Reimold is an under-the-radar prospect who definitely deserves attention. He battled injuries the past two seasons but has shown an ability to hit to all fields, with both power and batting average, when healthy. He has a couple of holes in his swing that upper-level pitchers might take advantage of, but he has been able to cover up some of them with great bat speed. The Orioles are hoping he can be a part of their outfield picture by the second half of the season, perhaps in left field if Luke Scott is not getting the job done. His offensive potential reminds me a lot of Michael Cuddyer.
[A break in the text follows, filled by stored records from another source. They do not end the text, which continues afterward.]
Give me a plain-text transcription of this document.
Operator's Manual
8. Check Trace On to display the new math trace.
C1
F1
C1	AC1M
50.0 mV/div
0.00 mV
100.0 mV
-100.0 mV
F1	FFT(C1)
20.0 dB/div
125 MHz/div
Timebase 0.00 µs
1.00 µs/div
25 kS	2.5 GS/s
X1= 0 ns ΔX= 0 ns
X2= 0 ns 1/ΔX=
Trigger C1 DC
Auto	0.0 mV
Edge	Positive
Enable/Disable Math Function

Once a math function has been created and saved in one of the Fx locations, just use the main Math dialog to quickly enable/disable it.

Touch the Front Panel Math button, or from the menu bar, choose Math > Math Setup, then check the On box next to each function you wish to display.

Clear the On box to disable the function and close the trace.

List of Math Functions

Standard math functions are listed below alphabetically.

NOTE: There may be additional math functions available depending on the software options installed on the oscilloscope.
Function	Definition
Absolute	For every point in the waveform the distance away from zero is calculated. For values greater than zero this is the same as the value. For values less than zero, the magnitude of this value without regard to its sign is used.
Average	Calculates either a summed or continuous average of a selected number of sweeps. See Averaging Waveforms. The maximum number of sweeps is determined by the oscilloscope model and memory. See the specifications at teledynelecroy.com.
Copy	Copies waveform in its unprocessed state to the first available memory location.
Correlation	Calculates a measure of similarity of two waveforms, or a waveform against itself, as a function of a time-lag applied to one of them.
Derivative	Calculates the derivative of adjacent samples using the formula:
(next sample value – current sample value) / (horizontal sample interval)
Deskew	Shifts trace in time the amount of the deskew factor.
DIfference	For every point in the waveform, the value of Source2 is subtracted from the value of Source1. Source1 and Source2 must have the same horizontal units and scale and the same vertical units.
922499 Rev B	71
44. Eugenio Velez, 2B/OF, Giants

Projected 2008 role: Triple-A second baseman/outfielder

He has big-time speed, with 64 and 58 stolen bases, respectively, the past two seasons. He can play second base or the outfield, enhancing his chances of playing time if he doesn't get a starting job. He might see some big league at-bats in the second half of the season, and his speed makes him worth paying close attention to if he does.

45. Chin-Lung Hu, SS, Dodgers

Projected 2008 role: Triple-A shortstop

If something were to happen to Rafael Furcal or Jeff Kent, Hu likely would be a beneficiary of increased playing time, especially after gaining 15 pounds last season, developing a little more juice in his bat and maintaining his ability to make contact. He is capable of winning a Gold Glove award at shortstop right now and profiles as a potential .300 hitter with doubles power. He could win a utility job in spring training if the Dodgers want to go that route in his development. More than likely, however, Hu will head to Triple-A and be installed as the starting shortstop next season when Furcal's contract expires.

46. Jonathan Meloan, RP, Dodgers

Projected 2008 role: Triple-A closer or starter

Meloan is the definition of a power pitcher, bringing mid-90s sinking heat and a tight slider. He also mixes in a knuckle-curve that has potential. In the bullpen, he could be a carbon copy of Jonathan Broxton, but there is talk of making him a starter again this spring. Either way, his raw ability is the kind on which you want to take a chance, regardless of role. There are some concerns about his durability, and his delivery isn't mechanically sound, but his upside is tantalizing. We'll need to see what the Dodgers plan to do with him. Even in middle relief, he could be a solid strikeout-per-inning reliever, which is useful to have in 5x5 play.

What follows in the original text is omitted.